Anyone that has been impacted by DV or SV can develop PTSD, and in most cases, the condition is complex. The factors related to PTSD in DV and SV survivors can include:
- feelings of guilt related to the violence
- the age of the survivor
- the duration of the trauma or abuse
- the survivor’s personal perception of the trauma
- a lack of social support
- an inability to stop the abuse or violence (Lacasa et al., 2018).

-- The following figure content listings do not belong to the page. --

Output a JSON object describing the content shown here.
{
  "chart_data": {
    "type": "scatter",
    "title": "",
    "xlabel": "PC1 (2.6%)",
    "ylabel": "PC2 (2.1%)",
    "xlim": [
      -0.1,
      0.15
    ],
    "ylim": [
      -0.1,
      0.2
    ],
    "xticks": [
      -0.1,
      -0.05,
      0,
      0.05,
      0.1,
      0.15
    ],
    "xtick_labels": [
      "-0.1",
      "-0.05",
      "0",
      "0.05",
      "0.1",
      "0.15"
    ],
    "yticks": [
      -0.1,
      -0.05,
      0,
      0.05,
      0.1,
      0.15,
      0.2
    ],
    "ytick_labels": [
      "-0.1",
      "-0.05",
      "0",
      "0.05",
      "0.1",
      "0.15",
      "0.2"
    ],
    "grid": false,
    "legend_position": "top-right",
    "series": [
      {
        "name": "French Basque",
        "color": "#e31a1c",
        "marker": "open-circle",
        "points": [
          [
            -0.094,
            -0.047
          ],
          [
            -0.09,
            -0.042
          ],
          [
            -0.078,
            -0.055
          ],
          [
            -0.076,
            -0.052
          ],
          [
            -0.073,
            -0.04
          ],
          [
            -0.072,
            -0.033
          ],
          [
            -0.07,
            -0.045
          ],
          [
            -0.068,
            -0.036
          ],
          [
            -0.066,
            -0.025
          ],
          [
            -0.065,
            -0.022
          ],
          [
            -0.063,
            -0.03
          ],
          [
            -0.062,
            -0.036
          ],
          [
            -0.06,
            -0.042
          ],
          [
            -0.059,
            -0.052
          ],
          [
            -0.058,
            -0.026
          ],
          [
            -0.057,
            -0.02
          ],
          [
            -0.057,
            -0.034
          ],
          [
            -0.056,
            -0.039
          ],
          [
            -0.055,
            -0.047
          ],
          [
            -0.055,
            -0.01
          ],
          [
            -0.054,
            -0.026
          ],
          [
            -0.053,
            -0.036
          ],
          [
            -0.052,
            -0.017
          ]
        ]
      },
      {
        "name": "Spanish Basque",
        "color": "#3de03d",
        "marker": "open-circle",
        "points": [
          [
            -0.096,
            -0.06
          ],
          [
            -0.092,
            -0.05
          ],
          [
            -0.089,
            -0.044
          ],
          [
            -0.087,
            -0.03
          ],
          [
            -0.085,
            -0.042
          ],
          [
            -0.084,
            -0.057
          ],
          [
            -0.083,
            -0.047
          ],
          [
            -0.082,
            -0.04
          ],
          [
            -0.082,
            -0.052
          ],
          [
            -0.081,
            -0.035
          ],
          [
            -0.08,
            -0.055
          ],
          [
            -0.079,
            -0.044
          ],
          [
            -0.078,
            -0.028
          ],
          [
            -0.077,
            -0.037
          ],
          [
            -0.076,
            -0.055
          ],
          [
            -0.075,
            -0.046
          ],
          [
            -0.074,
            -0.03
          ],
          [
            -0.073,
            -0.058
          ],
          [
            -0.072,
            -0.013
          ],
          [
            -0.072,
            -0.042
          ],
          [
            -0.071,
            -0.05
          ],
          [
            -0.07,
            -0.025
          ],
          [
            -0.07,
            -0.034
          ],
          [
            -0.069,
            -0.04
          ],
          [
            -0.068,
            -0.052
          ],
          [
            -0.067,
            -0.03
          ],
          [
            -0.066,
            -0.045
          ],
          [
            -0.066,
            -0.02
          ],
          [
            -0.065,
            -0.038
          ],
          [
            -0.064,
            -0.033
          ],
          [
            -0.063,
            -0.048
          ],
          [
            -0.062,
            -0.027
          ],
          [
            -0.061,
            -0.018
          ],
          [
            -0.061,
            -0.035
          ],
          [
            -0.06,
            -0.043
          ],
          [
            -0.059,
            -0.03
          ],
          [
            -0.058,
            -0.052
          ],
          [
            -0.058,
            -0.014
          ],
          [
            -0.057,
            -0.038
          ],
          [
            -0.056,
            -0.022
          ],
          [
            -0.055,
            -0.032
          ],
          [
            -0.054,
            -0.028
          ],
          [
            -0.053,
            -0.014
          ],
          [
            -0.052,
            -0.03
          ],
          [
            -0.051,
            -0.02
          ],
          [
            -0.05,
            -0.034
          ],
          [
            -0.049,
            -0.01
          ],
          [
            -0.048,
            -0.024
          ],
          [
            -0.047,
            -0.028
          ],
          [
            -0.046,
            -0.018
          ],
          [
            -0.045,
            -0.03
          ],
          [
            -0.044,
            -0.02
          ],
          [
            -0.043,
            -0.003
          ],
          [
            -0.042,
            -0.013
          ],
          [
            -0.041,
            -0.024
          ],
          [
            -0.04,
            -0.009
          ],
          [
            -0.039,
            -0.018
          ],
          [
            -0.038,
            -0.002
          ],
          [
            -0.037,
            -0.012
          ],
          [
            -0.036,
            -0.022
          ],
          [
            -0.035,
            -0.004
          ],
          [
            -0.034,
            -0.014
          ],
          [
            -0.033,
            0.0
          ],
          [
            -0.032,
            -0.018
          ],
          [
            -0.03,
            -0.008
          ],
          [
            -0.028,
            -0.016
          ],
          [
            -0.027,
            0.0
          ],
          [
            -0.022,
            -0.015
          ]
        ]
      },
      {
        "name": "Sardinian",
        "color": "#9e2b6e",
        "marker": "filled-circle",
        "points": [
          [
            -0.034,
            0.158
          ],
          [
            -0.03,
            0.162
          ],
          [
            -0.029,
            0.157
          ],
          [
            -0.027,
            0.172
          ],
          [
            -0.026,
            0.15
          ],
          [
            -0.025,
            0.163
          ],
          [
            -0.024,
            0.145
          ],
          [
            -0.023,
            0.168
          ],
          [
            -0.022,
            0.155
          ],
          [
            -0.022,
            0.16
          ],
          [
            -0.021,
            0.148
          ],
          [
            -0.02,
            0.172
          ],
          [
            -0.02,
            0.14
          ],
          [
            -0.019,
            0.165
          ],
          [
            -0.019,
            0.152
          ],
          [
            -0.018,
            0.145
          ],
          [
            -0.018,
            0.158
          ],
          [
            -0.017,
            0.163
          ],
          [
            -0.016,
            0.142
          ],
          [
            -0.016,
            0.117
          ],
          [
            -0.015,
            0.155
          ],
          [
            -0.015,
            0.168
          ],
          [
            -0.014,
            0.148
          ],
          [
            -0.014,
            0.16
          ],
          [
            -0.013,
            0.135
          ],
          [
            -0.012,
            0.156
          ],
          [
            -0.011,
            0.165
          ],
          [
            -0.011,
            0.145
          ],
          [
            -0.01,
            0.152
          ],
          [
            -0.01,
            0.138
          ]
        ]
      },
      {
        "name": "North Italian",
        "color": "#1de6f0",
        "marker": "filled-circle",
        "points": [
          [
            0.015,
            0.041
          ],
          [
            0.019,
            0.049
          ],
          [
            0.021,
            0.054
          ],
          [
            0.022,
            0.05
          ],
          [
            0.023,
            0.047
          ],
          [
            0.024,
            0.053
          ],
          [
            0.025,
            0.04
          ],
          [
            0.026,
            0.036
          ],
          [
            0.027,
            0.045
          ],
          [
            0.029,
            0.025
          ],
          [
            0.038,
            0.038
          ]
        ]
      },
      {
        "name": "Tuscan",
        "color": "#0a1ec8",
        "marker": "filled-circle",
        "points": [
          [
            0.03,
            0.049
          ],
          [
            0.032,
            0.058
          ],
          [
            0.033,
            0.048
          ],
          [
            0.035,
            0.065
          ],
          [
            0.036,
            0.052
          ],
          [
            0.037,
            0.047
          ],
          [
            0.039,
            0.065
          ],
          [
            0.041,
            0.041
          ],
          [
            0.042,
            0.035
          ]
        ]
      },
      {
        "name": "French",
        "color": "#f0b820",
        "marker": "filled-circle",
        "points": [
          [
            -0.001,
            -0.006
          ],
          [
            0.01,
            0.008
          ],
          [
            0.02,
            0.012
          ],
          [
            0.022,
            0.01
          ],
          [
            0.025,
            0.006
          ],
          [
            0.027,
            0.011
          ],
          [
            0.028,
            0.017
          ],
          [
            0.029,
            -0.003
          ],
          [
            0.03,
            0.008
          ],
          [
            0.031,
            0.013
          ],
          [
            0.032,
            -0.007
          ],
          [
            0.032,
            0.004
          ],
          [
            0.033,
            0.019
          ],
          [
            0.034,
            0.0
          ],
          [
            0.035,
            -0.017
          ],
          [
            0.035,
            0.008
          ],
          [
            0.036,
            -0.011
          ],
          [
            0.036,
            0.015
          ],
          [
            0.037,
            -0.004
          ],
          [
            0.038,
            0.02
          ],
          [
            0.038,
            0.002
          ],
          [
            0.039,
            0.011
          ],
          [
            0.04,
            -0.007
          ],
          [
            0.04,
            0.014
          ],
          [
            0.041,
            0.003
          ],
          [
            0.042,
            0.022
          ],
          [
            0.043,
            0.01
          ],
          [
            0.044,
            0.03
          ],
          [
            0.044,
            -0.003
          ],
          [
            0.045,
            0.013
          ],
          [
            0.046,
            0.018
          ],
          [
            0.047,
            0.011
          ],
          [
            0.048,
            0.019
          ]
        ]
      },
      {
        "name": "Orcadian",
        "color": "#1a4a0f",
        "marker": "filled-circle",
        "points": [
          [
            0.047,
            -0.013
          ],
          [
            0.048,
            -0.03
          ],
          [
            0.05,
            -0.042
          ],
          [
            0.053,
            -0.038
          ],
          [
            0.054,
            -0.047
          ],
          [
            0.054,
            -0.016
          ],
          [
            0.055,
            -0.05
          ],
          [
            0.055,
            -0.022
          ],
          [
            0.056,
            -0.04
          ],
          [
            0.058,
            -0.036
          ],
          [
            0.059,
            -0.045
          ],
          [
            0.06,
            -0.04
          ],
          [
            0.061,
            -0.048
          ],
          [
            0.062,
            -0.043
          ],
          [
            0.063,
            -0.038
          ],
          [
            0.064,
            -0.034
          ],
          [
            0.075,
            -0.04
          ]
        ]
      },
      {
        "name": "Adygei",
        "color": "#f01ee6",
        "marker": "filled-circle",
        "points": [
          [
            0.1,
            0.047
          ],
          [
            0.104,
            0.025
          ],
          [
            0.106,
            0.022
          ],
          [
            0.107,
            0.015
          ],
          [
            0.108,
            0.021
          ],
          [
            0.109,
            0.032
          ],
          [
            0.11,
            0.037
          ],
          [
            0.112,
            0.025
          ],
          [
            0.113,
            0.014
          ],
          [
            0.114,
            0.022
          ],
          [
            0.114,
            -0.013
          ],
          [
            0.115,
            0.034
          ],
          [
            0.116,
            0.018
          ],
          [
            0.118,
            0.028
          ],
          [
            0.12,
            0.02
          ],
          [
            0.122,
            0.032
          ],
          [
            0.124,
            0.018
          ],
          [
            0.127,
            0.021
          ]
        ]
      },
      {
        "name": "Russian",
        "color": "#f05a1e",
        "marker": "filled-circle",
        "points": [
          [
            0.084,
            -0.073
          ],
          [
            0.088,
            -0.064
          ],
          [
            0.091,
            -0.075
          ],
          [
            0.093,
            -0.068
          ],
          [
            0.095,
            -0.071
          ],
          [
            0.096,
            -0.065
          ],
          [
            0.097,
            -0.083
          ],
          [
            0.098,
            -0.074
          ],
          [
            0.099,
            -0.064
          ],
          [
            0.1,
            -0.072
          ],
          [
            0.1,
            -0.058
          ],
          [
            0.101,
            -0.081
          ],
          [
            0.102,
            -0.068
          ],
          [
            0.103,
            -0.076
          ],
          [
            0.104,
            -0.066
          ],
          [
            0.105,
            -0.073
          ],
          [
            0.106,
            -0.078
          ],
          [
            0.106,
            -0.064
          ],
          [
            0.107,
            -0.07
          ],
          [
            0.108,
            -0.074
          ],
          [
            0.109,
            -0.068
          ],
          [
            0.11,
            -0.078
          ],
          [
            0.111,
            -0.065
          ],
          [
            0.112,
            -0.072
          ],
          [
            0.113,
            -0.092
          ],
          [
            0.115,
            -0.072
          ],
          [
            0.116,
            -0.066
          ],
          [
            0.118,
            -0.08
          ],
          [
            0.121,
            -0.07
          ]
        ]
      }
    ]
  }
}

PTSD can occur from not only real threats but also perceived ones, and early recognition can avoid many of the long-term implications of PTSD. Children who are survivors of DV or SV do not respond well to the standard treatment of reliving their experience during therapy. This group responds best to emotional regulation and group therapy that allows them to discuss their feelings. Adults with a history of abuse as children may also benefit from this treatment. A multi-faceted approach to caring for survivors of DV and SV with PTSD is vital to promote safety, self-care, and protection from further violence (Lacasa et al., 2018).